Regulatory Consequences
A containment breach in a cGMP facility that results in API cross-contamination of other products or process areas is a critical GMP violation. FDA Form 483 observations and Warning Letters have cited inadequate HPAPI containment controls repeatedly. A product recall triggered by cross-contamination with a potent impurity — at trace concentrations that still exceed acceptable limits — has happened. It is expensive, it is public, and it is avoidable.
Financial Impact
Isolator rebuilds, facility decontamination, unplanned production shutdowns, and worker compensation claims from exposure events are all substantially more expensive than engineering containment correctly at project inception. The cost differential between a properly specified OEB 5 valve system and the response to a containment failure is not close.
Sterivalves and High Containment Engineering
OEB 5 containment systems require a supplier who understands containment performance requirements from the process side — not just valve geometry and material compatibility. At Sterivalves, split butterfly valves and contained transfer systems for HPAPI applications are engineered to meet defined containment performance targets, support full qualification documentation, and integrate cleanly into the process train.
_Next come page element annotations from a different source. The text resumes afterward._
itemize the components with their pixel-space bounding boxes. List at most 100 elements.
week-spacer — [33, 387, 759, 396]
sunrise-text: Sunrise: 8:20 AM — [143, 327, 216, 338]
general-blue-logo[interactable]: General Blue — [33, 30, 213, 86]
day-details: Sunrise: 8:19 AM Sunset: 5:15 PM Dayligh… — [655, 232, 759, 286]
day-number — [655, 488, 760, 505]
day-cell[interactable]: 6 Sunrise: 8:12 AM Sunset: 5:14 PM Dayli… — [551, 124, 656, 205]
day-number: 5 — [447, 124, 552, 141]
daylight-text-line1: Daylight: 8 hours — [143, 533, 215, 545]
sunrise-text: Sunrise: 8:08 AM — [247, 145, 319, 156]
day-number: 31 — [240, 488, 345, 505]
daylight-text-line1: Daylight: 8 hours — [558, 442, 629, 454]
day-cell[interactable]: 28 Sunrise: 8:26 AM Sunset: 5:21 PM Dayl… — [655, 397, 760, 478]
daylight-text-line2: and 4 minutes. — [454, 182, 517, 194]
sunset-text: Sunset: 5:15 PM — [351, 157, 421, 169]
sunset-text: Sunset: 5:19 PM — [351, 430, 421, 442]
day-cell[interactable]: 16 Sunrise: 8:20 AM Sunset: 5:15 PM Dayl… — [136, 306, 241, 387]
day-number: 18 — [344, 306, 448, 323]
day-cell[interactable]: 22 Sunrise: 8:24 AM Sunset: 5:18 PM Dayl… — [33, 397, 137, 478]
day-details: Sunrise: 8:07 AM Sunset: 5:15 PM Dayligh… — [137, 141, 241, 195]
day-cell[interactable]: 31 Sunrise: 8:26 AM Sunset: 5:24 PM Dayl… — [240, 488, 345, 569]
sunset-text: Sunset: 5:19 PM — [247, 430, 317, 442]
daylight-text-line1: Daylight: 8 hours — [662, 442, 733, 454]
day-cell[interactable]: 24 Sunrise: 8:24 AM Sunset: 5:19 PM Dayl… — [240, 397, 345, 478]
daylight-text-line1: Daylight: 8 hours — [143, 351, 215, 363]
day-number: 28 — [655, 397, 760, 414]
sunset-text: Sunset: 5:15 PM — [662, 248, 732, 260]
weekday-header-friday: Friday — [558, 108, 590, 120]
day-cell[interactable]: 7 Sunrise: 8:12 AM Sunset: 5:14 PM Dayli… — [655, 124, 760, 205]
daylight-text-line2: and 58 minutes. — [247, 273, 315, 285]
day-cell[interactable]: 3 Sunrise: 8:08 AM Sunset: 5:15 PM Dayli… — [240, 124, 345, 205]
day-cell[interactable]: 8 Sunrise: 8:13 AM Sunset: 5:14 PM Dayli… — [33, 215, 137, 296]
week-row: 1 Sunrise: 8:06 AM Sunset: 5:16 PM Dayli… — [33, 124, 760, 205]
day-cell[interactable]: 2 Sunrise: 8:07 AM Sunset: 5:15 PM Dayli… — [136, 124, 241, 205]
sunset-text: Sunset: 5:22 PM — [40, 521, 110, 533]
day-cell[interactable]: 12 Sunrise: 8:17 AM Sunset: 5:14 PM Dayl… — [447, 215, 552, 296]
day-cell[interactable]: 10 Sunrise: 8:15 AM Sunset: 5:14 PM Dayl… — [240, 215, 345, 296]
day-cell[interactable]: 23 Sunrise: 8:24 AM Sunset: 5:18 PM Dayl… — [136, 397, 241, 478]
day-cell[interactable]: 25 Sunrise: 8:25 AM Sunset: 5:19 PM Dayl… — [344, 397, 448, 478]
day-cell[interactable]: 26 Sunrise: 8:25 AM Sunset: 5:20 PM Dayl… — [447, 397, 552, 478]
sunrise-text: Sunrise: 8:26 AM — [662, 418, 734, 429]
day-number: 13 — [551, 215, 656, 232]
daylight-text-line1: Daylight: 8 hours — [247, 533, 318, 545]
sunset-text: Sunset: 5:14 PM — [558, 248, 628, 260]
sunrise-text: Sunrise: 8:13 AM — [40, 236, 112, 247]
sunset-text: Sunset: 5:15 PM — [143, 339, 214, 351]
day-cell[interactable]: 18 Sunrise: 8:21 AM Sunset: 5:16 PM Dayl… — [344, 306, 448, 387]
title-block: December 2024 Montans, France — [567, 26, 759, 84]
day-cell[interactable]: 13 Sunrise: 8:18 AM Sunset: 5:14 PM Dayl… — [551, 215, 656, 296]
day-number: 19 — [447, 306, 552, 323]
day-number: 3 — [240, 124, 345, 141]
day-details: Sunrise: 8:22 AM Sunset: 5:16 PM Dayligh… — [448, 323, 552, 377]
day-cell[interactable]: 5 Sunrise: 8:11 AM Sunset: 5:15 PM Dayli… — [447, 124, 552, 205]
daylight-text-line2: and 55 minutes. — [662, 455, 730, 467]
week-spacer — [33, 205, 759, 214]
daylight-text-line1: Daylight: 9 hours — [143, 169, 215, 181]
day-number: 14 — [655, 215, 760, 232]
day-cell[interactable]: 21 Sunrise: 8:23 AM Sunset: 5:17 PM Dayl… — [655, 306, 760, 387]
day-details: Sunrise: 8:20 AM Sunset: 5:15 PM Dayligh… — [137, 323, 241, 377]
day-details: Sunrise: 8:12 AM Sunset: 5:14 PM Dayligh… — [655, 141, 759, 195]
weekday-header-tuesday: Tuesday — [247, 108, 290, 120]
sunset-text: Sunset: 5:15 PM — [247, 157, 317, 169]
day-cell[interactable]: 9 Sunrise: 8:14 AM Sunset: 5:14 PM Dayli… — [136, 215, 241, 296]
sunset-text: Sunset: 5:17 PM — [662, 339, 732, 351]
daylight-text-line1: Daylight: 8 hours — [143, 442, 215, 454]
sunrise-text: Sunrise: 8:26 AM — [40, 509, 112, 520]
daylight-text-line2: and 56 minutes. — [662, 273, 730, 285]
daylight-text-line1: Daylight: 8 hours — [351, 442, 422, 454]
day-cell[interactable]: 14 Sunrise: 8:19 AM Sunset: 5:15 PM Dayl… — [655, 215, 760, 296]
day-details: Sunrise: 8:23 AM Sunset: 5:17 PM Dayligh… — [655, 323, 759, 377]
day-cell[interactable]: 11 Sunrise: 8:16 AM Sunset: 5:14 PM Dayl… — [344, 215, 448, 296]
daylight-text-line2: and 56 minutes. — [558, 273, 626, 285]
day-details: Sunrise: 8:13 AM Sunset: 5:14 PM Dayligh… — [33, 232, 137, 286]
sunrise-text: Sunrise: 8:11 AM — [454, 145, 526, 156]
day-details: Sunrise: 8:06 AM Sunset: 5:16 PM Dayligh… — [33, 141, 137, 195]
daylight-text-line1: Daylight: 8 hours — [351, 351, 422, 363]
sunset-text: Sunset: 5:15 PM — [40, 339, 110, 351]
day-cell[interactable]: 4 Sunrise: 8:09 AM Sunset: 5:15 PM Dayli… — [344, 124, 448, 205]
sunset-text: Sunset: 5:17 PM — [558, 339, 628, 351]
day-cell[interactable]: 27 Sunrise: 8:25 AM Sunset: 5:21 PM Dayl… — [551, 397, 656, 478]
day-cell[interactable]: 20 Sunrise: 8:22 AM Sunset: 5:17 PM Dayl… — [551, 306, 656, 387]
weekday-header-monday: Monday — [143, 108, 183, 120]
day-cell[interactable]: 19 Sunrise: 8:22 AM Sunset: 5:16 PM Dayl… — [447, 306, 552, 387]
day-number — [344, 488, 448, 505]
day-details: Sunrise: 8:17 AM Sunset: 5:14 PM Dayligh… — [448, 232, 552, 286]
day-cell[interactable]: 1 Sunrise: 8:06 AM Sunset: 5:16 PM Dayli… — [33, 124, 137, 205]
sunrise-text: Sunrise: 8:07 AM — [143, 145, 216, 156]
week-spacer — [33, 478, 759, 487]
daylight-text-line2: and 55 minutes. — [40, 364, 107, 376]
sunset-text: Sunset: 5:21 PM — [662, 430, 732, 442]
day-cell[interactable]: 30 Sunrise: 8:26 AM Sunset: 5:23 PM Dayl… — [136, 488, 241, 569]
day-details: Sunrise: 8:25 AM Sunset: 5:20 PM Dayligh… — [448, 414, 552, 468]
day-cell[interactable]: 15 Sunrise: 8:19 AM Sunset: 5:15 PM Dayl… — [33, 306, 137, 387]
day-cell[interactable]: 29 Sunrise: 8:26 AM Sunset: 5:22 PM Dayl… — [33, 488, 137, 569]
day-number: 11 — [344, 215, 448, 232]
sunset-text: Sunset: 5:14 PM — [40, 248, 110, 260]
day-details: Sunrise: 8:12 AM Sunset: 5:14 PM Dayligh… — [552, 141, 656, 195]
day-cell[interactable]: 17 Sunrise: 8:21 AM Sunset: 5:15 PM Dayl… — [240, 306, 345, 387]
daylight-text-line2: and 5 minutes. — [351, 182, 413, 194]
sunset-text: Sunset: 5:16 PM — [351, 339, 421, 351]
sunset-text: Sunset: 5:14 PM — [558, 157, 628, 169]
Every containment decision in an OEB 5 facility has a weakest link. The valve and transfer system connection points are where that weakness most often appears — and where exposure events most often occur.
If your facility is processing or planning to process OEB 5 compounds, contact Sterivalves to discuss containment performance requirements, available valve configurations, and what a complete qualification package looks like for your application.
See also: Aseptic Dosing Solutions for Solids: FDA Compliance Guide for Sterile Pharmaceutical Manufacturing
Every containment decision in an OEB 5 facility has a weakest link — and the valve and transfer system connection points are where that weakness most often appears.
Contact Sterivalves to discuss containment performance requirements, available valve configurations, and what a complete qualification package looks like for your OEB 5 application.
OEB 5 containment is not a procurement category — it’s a sustained engineering commitment. The compounds entering pharmaceutical pipelines are more potent, not less. Process equipment, including valves, must match that reality with demonstrated surrogate test performance, rigorous qualification, and technology selected specifically for each transfer step in the process.
Facilities evaluating HPAPI manufacturing capabilities should assess not just isolator and HVAC design, but every connection point in the process train — because that’s where containment is won or lost.